Demand for Virtual Mental and Behavioral Health Services
In response to the need for behavioral health services, the Centers for Medicare and Medicaid Services (CMS) issued blanket waivers to regulations to expand “the types of health care professionals that can furnish distant site telehealth services to include all those that are eligible to bill Medicare for their professional services,” including behavioral health specialists.
The ability to access additional services virtually has helped strengthen the demand for telehealth. According to a survey by McKinsey & Company, 76 percent of respondents indicated they were “moderately or highly likely to use telehealth going forward.” This is compared to 2019, where only 11 percent of the U.S. population was using the service. In addition to treating patients in rural areas and those who do not have access to reliable transportation or cannot travel to the doctor’s office, telehealth is an especially beneficial tool to treat mental health disorders.

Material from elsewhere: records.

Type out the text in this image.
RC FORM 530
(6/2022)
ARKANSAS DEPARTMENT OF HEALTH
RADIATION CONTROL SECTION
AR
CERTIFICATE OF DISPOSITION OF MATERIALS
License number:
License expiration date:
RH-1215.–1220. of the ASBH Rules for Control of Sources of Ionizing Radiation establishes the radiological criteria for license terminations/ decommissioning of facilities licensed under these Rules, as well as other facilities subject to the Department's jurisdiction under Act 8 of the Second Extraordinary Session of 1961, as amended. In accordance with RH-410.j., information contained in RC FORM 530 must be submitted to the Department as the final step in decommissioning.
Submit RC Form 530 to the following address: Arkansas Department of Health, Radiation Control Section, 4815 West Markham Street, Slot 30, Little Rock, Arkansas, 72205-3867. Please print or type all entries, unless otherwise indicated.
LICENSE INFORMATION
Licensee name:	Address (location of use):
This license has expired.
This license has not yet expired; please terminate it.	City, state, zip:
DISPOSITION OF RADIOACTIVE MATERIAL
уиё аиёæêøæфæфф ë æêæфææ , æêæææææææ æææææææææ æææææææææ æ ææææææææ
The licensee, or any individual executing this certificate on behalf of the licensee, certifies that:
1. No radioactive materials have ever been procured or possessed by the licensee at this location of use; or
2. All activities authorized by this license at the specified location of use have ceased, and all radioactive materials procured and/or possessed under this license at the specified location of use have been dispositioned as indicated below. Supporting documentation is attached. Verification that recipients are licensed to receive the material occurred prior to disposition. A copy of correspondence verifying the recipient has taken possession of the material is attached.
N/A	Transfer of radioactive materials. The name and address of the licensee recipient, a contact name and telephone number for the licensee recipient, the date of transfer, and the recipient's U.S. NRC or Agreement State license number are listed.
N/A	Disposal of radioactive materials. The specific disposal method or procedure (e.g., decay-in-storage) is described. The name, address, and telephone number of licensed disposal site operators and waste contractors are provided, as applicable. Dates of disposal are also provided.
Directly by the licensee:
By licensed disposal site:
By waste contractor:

According to the American Psychiatric Association, telehealth can reduce the stigma of and barriers to obtaining behavioral health care services, reduce delays in care, and can be integrated into the patients’ primary care plan to improve outcomes. Industry leaders have seen an opportunity to merge the two.
The Future for the Market
As reported in Fierce Health Care, “on-demand health care services and disease monitoring received a significant amount of investment in the first half of 2020,” which is not expected to slow down. Despite early forecasts that telehealth spending would decline as states began reopening, telehealth spending is expected to reach a record-breaking $250 billion by December 2020. COVID-19 has also inspired new investors, more startups, and spurred growth of existing companies in the digital behavioral health care market.
However, financial, administrative, and regulatory burdens still exist. Despite demands for CMS to maintain its emergency regulatory waivers after COVID-19, uncertainty remains regarding how these services will be reimbursed. CMS has not yet outlined a distinct framework for reimbursing behavioral health specialists for telehealth visits. In addition, according to a survey by the Congressional Budget Office Analysis, commercial insurers on average paid “13–14 percent less for in-network mental health services in their commercial and Medicare Advantage plans than fee-for-service Medicare paid for identical services.”
What Does This Mean for Physicians?
The growing demand and the projected growth of virtual mental health services, and the calls for CMS to keep its emergency regulation waivers in place mean that telehealth may become the “new normal,” if not a popular service, in behavioral health care. As consumers increasingly demand convenient ways to access healthcare, physicians may need to invest time in creating a long-term strategy for treating patients with behavioral health disorders through telehealth.